Interview : Comprendre le contenu local dans les secteurs des mines et du pétrole

 

 

 

 

 Sédiko DOUKA est Commissaire de la CEDEAO chargé de l’Energie et des Mines. Titulaire d’un diplôme d’ingénieur électromécanicien, sa carrière a débuté à la NIGELEC durant 11 ans, à l’ASECNA, aux Nations Unies puis présentement à la CEDEAO. Dans cette interview, il renseigne sur le contenu local dans les secteurs des mines et du pétrole.

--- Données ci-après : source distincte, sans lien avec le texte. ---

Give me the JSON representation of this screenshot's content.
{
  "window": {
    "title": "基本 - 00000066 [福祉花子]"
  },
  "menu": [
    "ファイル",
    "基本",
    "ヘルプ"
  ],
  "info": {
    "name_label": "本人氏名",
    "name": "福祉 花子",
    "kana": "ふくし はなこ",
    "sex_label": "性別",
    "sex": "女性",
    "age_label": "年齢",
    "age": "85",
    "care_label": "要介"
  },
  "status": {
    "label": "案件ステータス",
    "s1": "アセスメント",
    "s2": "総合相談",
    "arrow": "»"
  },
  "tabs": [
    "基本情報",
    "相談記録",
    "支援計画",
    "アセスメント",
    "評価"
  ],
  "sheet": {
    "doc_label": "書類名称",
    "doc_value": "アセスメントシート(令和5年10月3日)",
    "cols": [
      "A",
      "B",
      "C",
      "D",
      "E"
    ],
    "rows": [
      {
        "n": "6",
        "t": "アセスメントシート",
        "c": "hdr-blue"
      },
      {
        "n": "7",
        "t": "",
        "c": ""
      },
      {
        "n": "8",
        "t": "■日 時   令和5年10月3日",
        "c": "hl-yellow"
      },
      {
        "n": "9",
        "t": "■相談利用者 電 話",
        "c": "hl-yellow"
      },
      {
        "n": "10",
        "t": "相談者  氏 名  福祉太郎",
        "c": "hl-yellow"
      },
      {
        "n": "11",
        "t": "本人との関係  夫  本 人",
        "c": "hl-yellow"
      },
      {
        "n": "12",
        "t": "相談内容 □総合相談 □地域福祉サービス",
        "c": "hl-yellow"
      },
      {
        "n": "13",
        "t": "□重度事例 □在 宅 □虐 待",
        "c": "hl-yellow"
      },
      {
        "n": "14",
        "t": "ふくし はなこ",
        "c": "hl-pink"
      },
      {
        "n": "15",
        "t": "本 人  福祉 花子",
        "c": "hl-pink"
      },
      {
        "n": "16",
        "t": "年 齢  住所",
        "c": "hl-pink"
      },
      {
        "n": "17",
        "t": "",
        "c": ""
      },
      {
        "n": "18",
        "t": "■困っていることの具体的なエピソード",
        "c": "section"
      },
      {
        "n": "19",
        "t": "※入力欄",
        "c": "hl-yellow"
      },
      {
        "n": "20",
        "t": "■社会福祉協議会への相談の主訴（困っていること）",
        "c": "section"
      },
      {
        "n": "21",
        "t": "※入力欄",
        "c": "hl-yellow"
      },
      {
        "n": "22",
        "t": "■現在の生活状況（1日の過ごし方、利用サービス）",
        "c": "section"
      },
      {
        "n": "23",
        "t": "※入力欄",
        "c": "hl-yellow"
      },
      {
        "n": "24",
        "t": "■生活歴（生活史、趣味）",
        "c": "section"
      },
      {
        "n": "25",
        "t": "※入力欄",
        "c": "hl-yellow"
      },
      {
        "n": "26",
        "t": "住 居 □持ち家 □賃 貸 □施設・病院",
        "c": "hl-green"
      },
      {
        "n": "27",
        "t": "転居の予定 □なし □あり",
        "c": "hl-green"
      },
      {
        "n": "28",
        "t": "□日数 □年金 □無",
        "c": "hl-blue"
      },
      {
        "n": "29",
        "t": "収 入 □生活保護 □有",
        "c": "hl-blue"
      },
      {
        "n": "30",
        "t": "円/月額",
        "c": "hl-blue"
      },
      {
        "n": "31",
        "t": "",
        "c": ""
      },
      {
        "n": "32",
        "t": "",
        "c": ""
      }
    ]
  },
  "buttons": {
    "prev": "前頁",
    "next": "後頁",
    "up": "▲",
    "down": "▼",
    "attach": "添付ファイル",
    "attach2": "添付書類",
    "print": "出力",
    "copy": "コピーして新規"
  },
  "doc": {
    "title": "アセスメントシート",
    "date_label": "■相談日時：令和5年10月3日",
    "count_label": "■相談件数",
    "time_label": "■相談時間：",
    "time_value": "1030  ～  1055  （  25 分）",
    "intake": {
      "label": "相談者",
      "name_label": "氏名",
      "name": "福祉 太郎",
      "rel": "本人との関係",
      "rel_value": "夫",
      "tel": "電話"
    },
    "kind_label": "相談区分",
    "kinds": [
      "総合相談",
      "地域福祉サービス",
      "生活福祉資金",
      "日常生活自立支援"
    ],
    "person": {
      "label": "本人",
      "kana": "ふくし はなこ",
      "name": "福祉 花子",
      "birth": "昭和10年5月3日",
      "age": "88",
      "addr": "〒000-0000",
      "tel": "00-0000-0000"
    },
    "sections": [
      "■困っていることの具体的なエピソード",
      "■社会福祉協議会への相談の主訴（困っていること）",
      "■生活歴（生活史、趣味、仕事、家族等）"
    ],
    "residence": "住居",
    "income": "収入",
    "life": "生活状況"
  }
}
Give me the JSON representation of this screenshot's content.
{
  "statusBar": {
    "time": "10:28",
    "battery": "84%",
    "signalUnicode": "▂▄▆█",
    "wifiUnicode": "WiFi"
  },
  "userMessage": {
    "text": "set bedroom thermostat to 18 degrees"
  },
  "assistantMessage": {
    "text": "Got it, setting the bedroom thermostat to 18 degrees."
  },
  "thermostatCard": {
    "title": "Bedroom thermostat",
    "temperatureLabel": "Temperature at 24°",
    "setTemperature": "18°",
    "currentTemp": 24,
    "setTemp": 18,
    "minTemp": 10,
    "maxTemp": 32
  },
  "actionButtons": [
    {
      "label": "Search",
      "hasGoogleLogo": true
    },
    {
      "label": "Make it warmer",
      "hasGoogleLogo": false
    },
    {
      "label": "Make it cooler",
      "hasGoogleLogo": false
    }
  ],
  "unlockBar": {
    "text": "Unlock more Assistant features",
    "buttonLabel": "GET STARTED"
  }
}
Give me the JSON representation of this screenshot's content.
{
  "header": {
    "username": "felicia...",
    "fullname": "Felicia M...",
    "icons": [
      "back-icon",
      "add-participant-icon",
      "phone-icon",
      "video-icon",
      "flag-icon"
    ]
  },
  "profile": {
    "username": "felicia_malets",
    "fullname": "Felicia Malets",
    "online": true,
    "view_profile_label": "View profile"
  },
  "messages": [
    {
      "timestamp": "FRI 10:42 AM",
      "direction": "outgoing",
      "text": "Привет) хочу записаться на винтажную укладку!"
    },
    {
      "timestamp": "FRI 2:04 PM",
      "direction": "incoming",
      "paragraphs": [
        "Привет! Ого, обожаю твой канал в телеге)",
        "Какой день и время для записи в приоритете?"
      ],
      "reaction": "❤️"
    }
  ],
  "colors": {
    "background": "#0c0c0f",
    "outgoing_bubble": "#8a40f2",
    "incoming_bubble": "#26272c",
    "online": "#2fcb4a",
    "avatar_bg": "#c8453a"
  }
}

Niger Inter Hebdo : Dans la plupart des pays, la participation et les bénéfices des populations et opérateurs locaux/nationaux dans les industries extractives sont dans une proportion marginale. Ce qui nous amène de parler de la notion du contenu local dans les secteurs des mines et du pétrole. Qu’est- ce qu’on entend par contenu local dans ces domaines cités ?

Sédiko DOUKA : Le contenu local se définit comme le niveau d’implication des citoyens d’un pays dans la chaine de valeur des industries extractives à travers des initiatives prises en vue de promouvoir l’utilisation des biens et services nationaux, la participation de la main-d’œuvre locale et le transfert des technologies. Il est relatif au pourcentage ou la part des dépenses et efforts engagés pour assurer les formations et l’emploi du personnel national dans les différents niveaux de la chaine de valeur, pour augmenter la part des opérateurs locaux (PME/PMI) du pays concerné dans la fourniture des biens et services, pour créer des industries locales de transformation et réaliser des projets sociaux au bénéfice des citoyens du pays particulièrement dans les zones d’exploitation ou de recherche.

En Afrique, plusieurs études ont démontré que le niveau du contenu local est inférieur à 20% contre 70% au Brésil et en Malaisie et environ 60 % en Norvège (Chiffre consolidé intégrant les aspects : achats, prestations de services, emplois, transformation locale, retombées locales).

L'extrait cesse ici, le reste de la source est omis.